Rahmah El Yunusiyah: Perempuan Minang yang Menyalakan Cahaya Pendidikan Indonesia
Berita Utama Beny Junaidi,S.Sos.,M.I.Kom(Operator - Admin) 03 Mei 2026 17:06:04 WIB
Padang - Di kaki Gunung Singgalang, tepatnya di Kota kecil Padang Panjang, Sumatera Barat, sejarah pernah mencatat lahirnya seorang perempuan yang kelak mengguncang fondasi tradisi. Hajjah Rahmah El Yunusiyah bukan sekadar nama dalam buku sejarah, ia adalah fajar bagi pendidikan perempuan di Indonesia. Di tengah masyarakat awal abad ke-20 yang masih membelenggu ruang gerak perempuan, Rahmah tampil sebagai pembaru yang berani, visioner, dan progresif.
Akar Tradisi dan Kegelisahan Intelektual
Lahir pada 26 Oktober 1900, Rahmah tumbuh dalam ekosistem intelektual Minangkabau yang religius. Meskipun tanah kelahirannya dikenal sebagai gudang ulama, Rahmah mendapati sebuah kenyataan pahit: akses pendidikan formal adalah "wilayah kekuasaan" laki-laki. Perempuan seringkali hanya ditempatkan di ranah domestik, terisolasi dari hiruk-pikuk ilmu pengetahuan.
Rahmah muda tidak tinggal diam. Ia melihat ketimpangan ini bukan sebagai takdir, melainkan sebagai tantangan yang harus didobrak. Baginya, sebuah keyakinan sederhana namun revolusioner lahir, ‘Perempuan berhak memperoleh pendidikan yang sama bermutu.’
Menantang Dominasi Zaman
Pada masa kolonial Belanda, pendidikan bagi perempuan Muslim bukan hanya barang mewah, melainkan sesuatu yang dianggap tabu oleh sebagian masyarakat tradisional. Namun, Rahmah memiliki argumen teologis dan sosiologis yang kuat.
Ia meyakini bahwa Ibu adalah Madrasah pertama bagi anak-anaknya. Jika seorang ibu buta huruf dan tak berwawasan, maka generasi masa depan bangsa akan lahir dalam kegelapan. Baginya, mendidik perempuan bukan sekadar masalah emansipasi, melainkan strategi mutlak untuk kedaulatan bangsa.
Diniyyah Puteri: Monumen Revolusi Pendidikan
Langkah konkret Rahmah dimulai pada 1 November 1923. Dengan tekad bulat, ia mendirikan Madrasah Diniyyah Puteri. Ini bukan sekadar sekolah agama biasa, ini adalah institusi modern khusus perempuan pertama yang memadukan kurikulum secara holistik.

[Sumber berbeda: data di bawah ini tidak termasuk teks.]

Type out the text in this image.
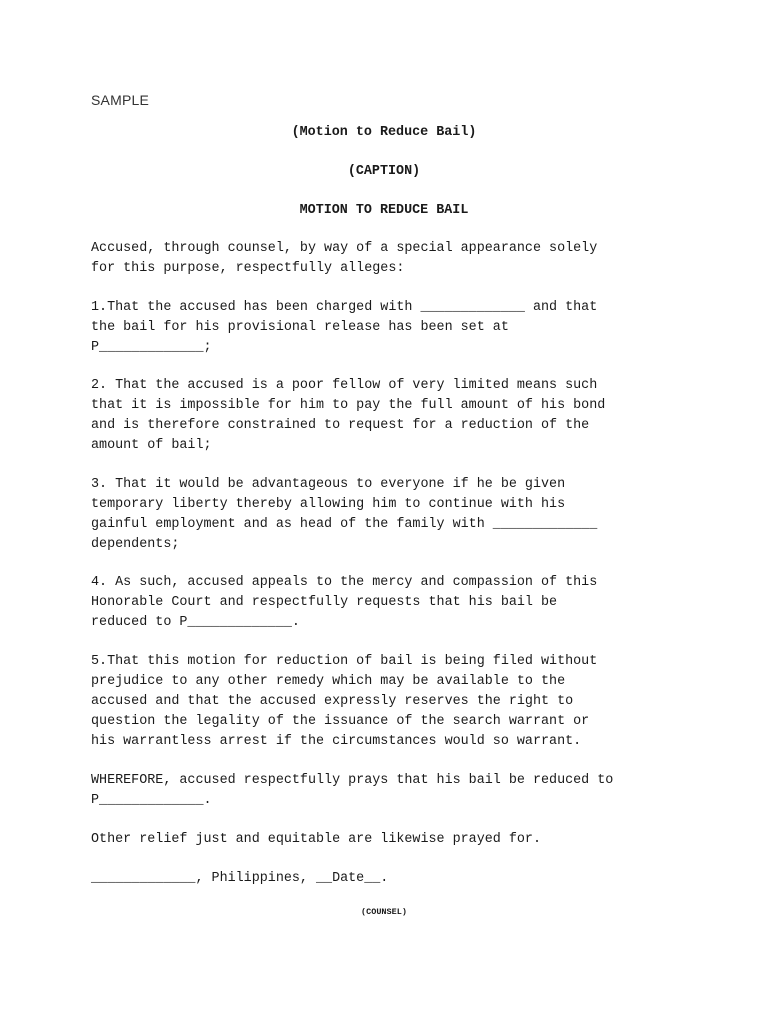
SAMPLE
(Motion to Reduce Bail)
(CAPTION)
MOTION TO REDUCE BAIL
Accused, through counsel, by way of a special appearance solely
for this purpose, respectfully alleges:
1.That the accused has been charged with _____________ and that
the bail for his provisional release has been set at
P_____________;
2. That the accused is a poor fellow of very limited means such
that it is impossible for him to pay the full amount of his bond
and is therefore constrained to request for a reduction of the
amount of bail;
3. That it would be advantageous to everyone if he be given
temporary liberty thereby allowing him to continue with his
gainful employment and as head of the family with _____________
dependents;
4. As such, accused appeals to the mercy and compassion of this
Honorable Court and respectfully requests that his bail be
reduced to P_____________.
5.That this motion for reduction of bail is being filed without
prejudice to any other remedy which may be available to the
accused and that the accused expressly reserves the right to
question the legality of the issuance of the search warrant or
his warrantless arrest if the circumstances would so warrant.
WHEREFORE, accused respectfully prays that his bail be reduced to
P_____________.
Other relief just and equitable are likewise prayed for.
_____________, Philippines, __Date__.
(COUNSEL)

Integrasi Ilmu yaitu Siswi tidak hanya menghafal Ayat dan Fikih, tetapi juga mempelajari ilmu kesehatan, administrasi, dan wawasan sosial, Kemudian Kemandirian, Rahmah membekali muridnya dengan keterampilan praktis seperti menjahit dan kepemimpinan agar mereka menjadi sosok yang mandiri secara ekonomi dan mental. Karakter yang Fokus utamanya adalah melahirkan perempuan yang saleh secara spiritual, namun cerdas secara intelektual.
Diplomasi Global: Dari Padang Panjang ke Al-Azhar
Kiprah Rahmah melampaui batas geografis nusantara. Pemikirannya yang melampaui zaman menarik perhatian Universitas Al-Azhar, Mesir, salah satu episentrum pendidikan Islam dunia.
Kekaguman dunia internasional memuncak saat Rahmah tercatat sebagai perempuan pertama dari Asia Tenggara yang memperoleh gelar kehormatan “Syaikhah” sebuah gelar otoritas keagamaan yang sangat prestisius dari Al-Azhar. Pengakuan ini menjadi stempel validasi bahwa gagasan dari sebuah kota kecil di Sumatera mampu memberikan inspirasi pada panggung global.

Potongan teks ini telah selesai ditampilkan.